You are my ray of light.

This is very similar, of course, to the familiar “you are my sunshine”.
Interestingly, this phrase is very common in Indian society and is usually used
to express gratitude in formal situations.

You might be surprised when you got off the plane in India, expressed your
gratitude to the nearest person with the only Hindi phrase you know and deeply
offended them (perhaps even eliciting mild violence). “Tu paagal kutta hai” is
a very disrespectful way of delivering the very disrespectful content: “You are
a crazy dog”. If you were to do some casual web validation, you would find that
there really are multiple ways to say “you”, each with varying levels of respect implied.
You would also find that words are conjugated in a similar what to that which I
described above. You might, in this casual validation-search decide that my
description is basically consistent with other sites you can find and that I can
probably be trusted.


How were you supposed to know?


How many times do you read something on the web from what seems to be a
reliable source and just take it for granted? A colleague and I were working
yesterday to try to plan an event. We were worried that it would conflict with
Thanksgiving, so we each hit Google to try to find out when Thanksgiving is.
“November 27, 2003” yielded the minutes of a meeting that had not yet happened.
We had a good chuckle, but it was still using this same method and from this
same proven-to-be-corrupt data set that we eventually decided that November 27
was not Thanksgiving (or was it?).


Maybe I’m an idiot, but I’ve fallen into a rhythm of just trusting what I
see on the internet. It’s a bad habit born out of laziness. This probably
wasn’t such a bad thing to do in 1994, but in the days of the “blogroll”, it
falls apart.


As I was thinking about this when I woke up today, I did some browsing around
some of those Category 2
(completely useless) websites I mentioned in my last related post. I specifically
looked at some of the sites which seem to form a tight-knit community, looking
at semantic loss and/or distortion from site to site. This is hardly what
you could call a representative sample (1 data point), but interestingly the
very first article that I looked at was an absolutely misguided reaction to an
article on a “sister site”, which completely misinterpreted and then restated
a major point made on the site to which it was referring. The article’s
meaning changed in at least two major ways with only one step away from its origin.

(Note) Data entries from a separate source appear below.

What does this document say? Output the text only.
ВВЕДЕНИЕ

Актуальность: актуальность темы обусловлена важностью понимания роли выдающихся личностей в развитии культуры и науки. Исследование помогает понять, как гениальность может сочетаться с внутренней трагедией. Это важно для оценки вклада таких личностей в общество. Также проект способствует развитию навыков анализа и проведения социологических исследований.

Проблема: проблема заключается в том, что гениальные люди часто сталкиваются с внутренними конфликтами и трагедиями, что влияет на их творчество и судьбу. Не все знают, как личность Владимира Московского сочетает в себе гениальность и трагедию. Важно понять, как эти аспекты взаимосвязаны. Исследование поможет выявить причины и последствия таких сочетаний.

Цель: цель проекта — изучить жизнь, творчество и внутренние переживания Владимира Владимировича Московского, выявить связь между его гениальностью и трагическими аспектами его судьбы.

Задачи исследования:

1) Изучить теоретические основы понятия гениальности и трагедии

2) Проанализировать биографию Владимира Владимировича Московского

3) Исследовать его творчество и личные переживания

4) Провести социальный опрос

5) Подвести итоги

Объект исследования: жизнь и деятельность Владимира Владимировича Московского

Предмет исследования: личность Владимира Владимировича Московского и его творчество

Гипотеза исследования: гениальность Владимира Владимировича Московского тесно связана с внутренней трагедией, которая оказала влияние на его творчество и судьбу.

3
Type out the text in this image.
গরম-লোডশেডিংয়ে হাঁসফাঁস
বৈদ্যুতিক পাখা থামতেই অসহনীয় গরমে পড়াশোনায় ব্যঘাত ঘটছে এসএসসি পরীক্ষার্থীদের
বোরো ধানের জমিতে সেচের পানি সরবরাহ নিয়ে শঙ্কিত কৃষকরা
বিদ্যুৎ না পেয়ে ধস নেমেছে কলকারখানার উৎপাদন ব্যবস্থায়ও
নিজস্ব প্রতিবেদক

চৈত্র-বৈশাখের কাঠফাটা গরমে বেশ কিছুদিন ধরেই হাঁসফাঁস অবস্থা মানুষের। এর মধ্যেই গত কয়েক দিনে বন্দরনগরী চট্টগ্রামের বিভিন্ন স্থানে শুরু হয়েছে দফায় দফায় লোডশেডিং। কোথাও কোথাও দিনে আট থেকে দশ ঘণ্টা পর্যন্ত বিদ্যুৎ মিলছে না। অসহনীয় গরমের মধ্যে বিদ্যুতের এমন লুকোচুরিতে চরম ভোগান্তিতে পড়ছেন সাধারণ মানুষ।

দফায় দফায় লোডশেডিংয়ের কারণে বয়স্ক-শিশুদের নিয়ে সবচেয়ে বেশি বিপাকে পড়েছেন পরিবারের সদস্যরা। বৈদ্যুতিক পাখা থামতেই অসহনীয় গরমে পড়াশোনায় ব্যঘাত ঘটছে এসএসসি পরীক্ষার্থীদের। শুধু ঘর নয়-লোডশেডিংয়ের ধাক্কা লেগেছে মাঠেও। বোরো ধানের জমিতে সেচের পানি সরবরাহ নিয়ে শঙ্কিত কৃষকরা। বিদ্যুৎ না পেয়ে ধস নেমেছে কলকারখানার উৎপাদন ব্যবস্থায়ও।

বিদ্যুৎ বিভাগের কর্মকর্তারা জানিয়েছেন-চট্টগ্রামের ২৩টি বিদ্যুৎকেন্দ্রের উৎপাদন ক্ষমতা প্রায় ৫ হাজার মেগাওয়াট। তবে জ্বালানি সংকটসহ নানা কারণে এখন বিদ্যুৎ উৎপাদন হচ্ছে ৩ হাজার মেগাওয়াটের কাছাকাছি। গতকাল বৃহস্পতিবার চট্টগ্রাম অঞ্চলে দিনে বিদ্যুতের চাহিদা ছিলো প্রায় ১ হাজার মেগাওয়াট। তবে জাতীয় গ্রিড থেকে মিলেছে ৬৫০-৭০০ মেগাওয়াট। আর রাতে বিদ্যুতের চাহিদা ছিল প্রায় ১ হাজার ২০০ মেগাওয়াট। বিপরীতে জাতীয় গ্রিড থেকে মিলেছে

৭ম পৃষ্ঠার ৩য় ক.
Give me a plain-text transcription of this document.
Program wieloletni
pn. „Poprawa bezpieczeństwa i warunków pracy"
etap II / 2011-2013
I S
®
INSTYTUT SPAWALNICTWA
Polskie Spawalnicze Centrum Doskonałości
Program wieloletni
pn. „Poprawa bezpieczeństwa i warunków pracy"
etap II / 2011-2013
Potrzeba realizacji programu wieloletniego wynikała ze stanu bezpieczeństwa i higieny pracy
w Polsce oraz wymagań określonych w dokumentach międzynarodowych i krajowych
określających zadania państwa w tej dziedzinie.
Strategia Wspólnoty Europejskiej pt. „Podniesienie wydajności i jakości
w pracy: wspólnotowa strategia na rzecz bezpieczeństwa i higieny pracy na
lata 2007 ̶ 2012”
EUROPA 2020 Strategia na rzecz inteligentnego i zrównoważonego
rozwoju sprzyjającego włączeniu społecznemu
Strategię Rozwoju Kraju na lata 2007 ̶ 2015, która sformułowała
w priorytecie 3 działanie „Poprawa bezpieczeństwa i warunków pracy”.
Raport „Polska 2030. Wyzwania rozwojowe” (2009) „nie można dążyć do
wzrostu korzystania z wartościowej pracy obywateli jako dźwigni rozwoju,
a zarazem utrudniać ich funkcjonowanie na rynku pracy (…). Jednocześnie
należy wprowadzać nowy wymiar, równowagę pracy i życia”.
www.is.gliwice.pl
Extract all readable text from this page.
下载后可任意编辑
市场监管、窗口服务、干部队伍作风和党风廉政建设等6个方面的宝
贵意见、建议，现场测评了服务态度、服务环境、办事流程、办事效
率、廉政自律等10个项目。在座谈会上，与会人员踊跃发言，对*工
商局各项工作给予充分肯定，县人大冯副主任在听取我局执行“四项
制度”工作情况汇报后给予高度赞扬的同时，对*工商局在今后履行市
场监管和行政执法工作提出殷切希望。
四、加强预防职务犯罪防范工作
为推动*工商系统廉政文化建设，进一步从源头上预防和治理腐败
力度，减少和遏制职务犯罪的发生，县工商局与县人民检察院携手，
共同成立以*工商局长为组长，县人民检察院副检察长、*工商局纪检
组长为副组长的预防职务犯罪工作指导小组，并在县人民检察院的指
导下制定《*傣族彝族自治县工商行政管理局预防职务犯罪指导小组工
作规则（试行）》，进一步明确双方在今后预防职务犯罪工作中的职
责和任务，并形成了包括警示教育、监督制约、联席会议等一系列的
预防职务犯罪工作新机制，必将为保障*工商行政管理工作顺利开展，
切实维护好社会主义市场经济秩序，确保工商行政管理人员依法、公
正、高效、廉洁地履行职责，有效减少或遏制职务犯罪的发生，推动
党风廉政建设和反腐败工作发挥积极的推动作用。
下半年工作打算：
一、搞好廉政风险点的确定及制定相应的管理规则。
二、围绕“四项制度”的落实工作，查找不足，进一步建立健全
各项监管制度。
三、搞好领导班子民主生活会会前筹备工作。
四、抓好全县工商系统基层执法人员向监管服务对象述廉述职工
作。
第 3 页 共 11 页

Potter ends his essays with a set of Principles for Quotations:


Principle 1 (for readers)
Whenever you see a quotation given with an author but no source assume
that it is probably bogus.

Principle 2 (for readers)
Whenever you see a quotation given with a full source assume that
it is probably being misused, unless you find good evidence that the quoter
has read it in the source.

Principle 3 (for quoters)
Whenever you make a quotation, give the exact source.

Principle 4 (for quoters)
Only quote from works that you have read.


I was particularily interested in the first two principles, which in effect
advise readers not to trust information available on the web.


The title of this post, “When bad men combine…” is part of an actual Edmund
Burke quote 1, which I have taken out of context. You could easily
read my usage to mean that “bloggers” (like myself, in this context) are “bad men”
and that the combination of their efforts leads to the viral spread of
misinformation on the web. This is, of course, completely unrelated to
the point Burke was trying to make when he used this quote in a speech to
the British Parliament:


When bad men combine, the good must associate; else they will fall one by
one, an unpitied sacrifice in a contemptible struggle.

But, how are you supposed to know that? If you’ve never heard
of him before this, how can you be sure that Edmund Burke ever even existed?


1 Edmund Burke, Thoughts on the cause of the present discontents, 1770. In The Works of the Right Honourable Edmund Burke, edited by Henry Froude, Oxford Univerity Press, 1909, Volume 2, page 83, lines 7 to 16.